Three of those insurers sought to compel arbitration, citing a mandatory arbitration clause in their contract with Southern Risk. Abbeville County Circuit Court Judge Eugene Griffith denied the motion, but the Court of Appeals reversed that ruling in 2016.

But April 10, the Supreme Court unanimously reversed and sent the suit back to circuit court, ruling that even though the plaintiffs’ claims were premised on duties that would not exist if not for the contracts between Southern Risk and the insurers, the mandatory arbitration clauses did not apply to plaintiffs who were not parties to those agreements and were unaware that the clauses existed.

Chief Justice Donald Beatty, writing for the court, said that the law’s presumption in favor of arbitration agreements applies to the scope of an agreement, not to the existence of such an agreement or to the identity of the parties who may be bound to such an agreement.

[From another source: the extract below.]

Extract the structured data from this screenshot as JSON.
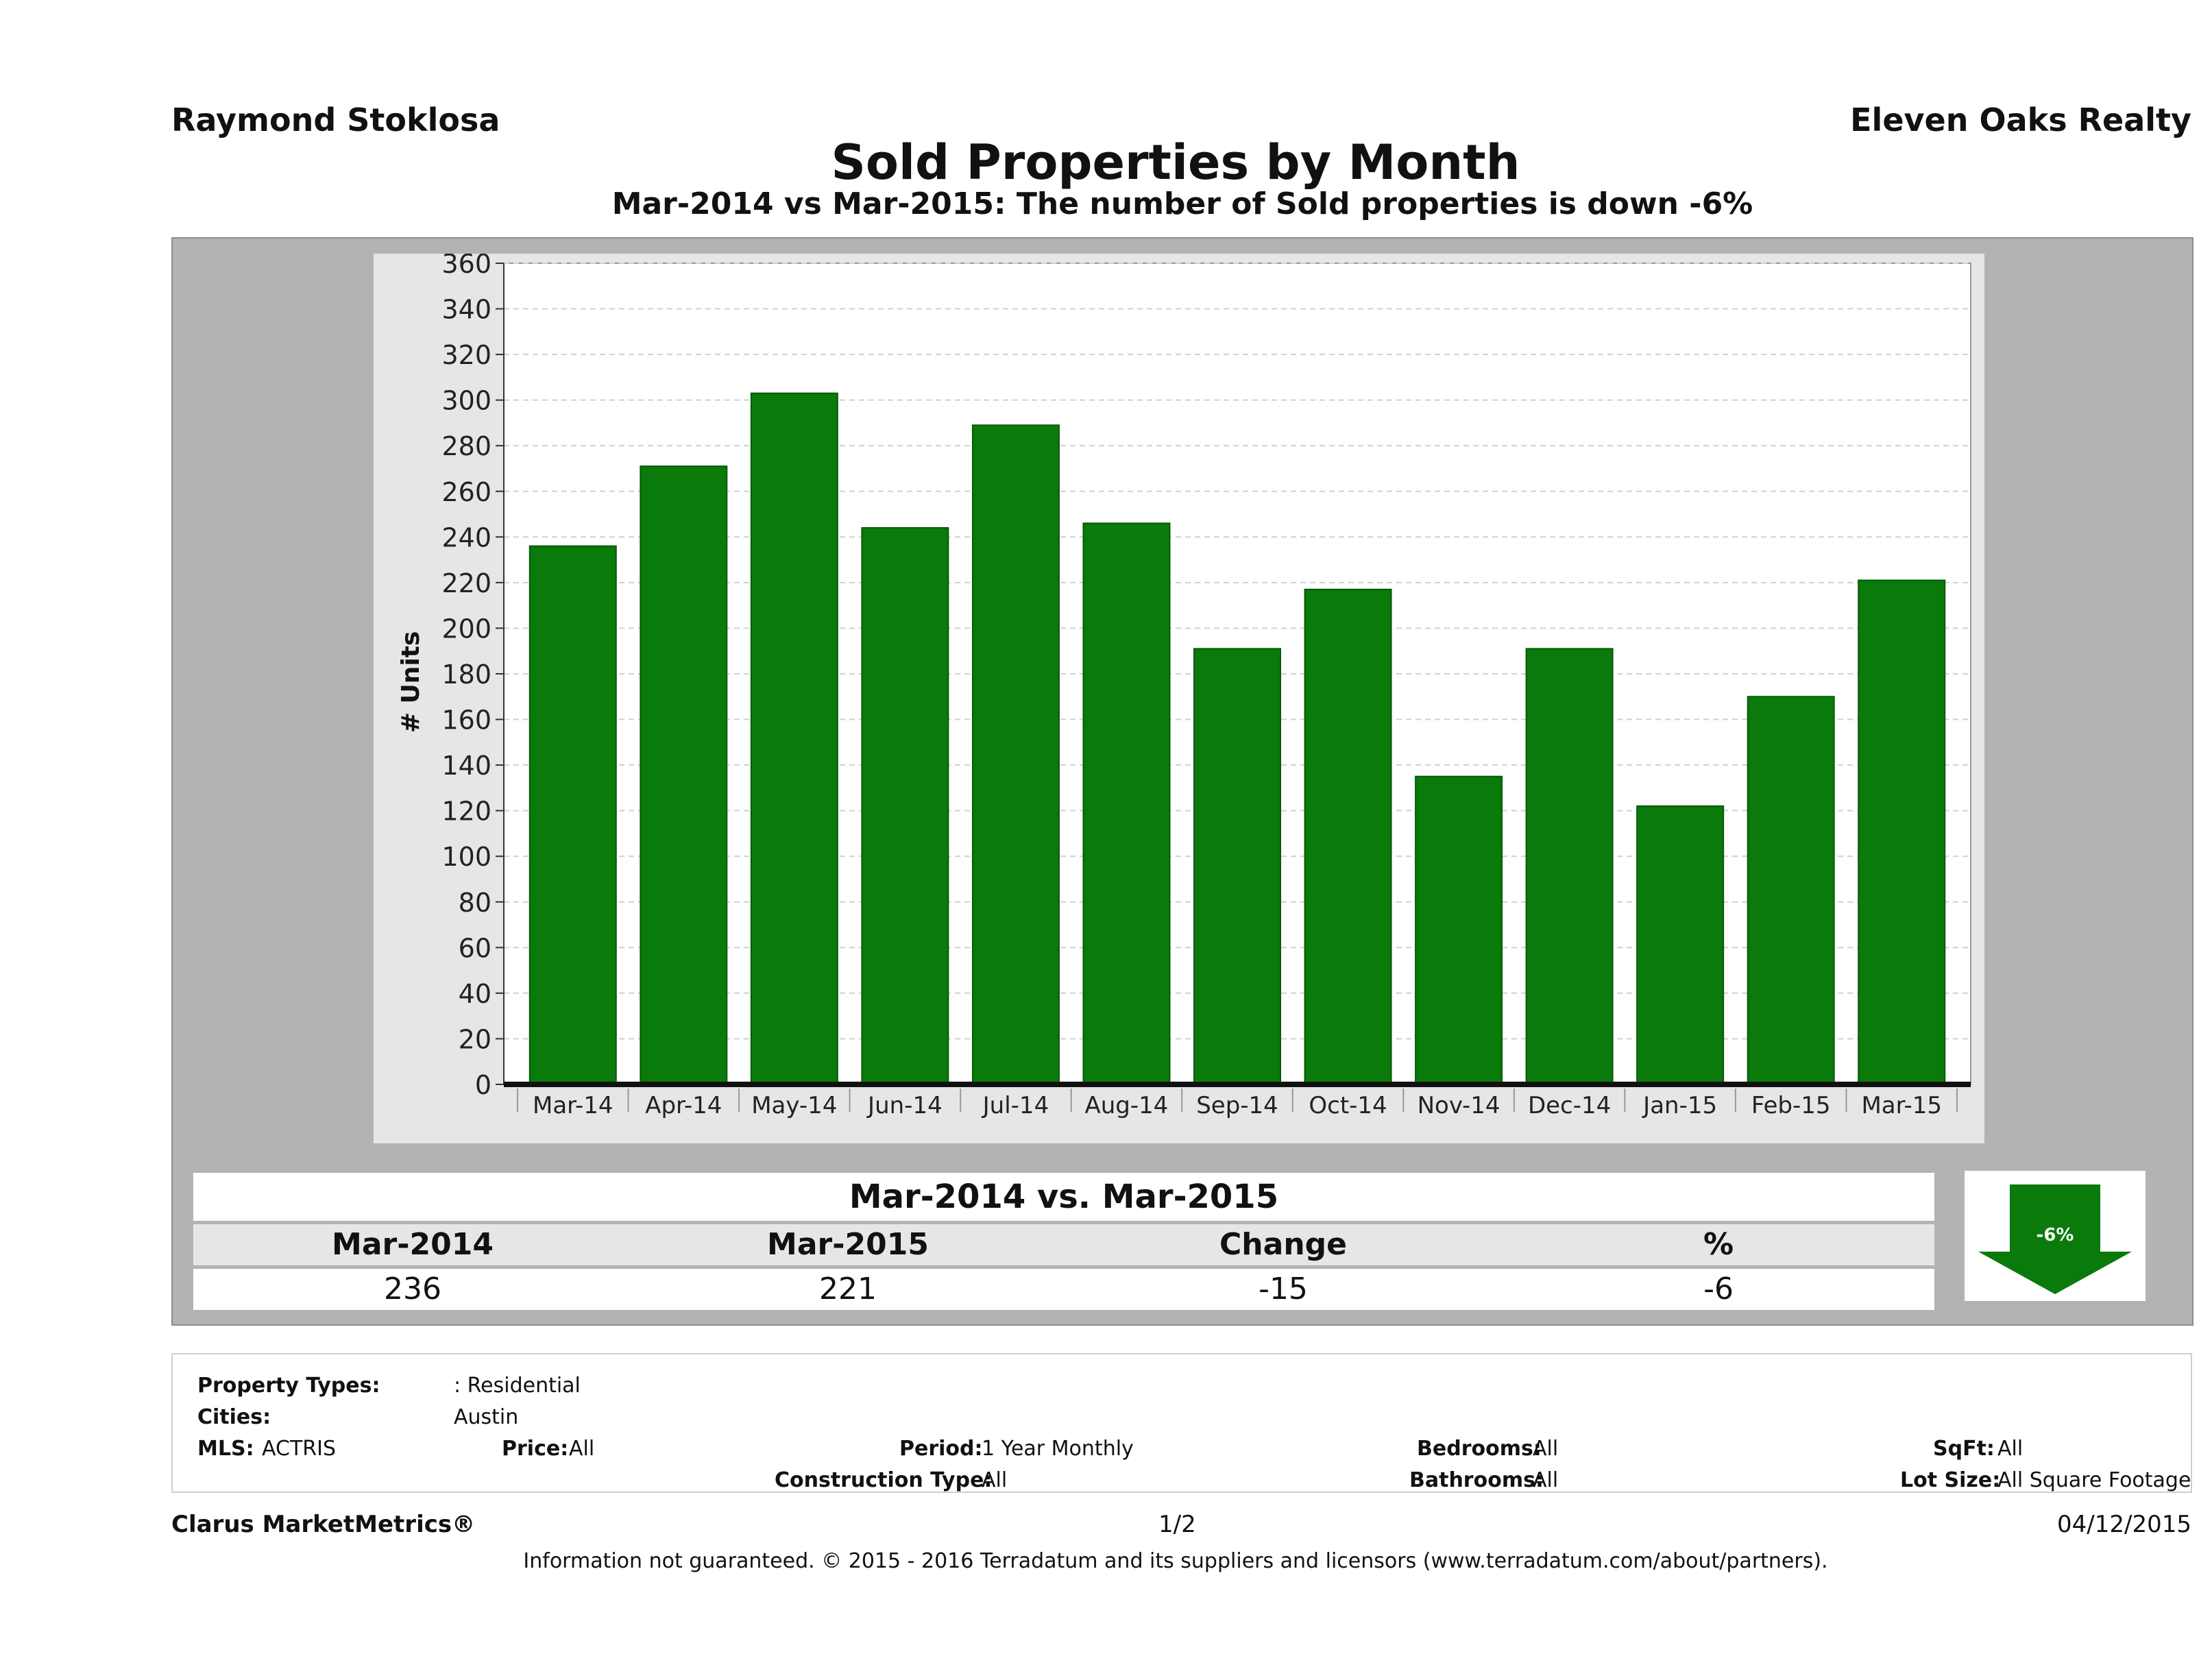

“To hold otherwise would arguably allow Respondents to commit unfair trade practices and conspire to destroy the businesses of other insurance agencies while shielding themselves from the possibility of a jury trial with an arbitration clause agreed to only by the conspiring parties,” Beatty wrote.

The policy favoring arbitration cannot justify requiring litigants to forego a judicial remedy when they have not agreed to do so, Beatty wrote. Moreover, because arbitration, while favored, exists solely by agreement of the parties, a presumption against arbitration arises where the party resisting arbitration is a non-signatory to the written agreement to arbitrate.

Beatty wrote that the pact between Southern Risk and the insurers was made solely for their own benefit and any benefits the plaintiffs obtained from it were indirect. There was no evidence that Southern Risk’s customers knew when they paid for their insurance policies that any claims of fraud or unfair trade practices would be subjected to an arbitration provision, Beatty said.

Tommy Hite Jr. of Hite & Stone in Abbeville, who represents the plaintiffs, said that his clients didn’t even know there was an arbitration clause in the companies’ agreement, and didn’t rely on it in any way.

“The Supreme Court said we are not going to enforce that clause against a non-signatory, someone who didn’t even know the clause existed,” he said. “The Court of Appeals had taken away the right to a jury trial, and the right to a jury trial is one of the most important things in this country. We are very, very happy with the decision. It’s been a long battle.”

Mitchell Brown of Nelson Mullens in Columbia represented the defendants. He could not be reached for comment.

The 15-page decision is Wilson v. Willis (Lawyers Weekly No. 010-023-19). The full text of the decision is available online at sclawyersweekly.com.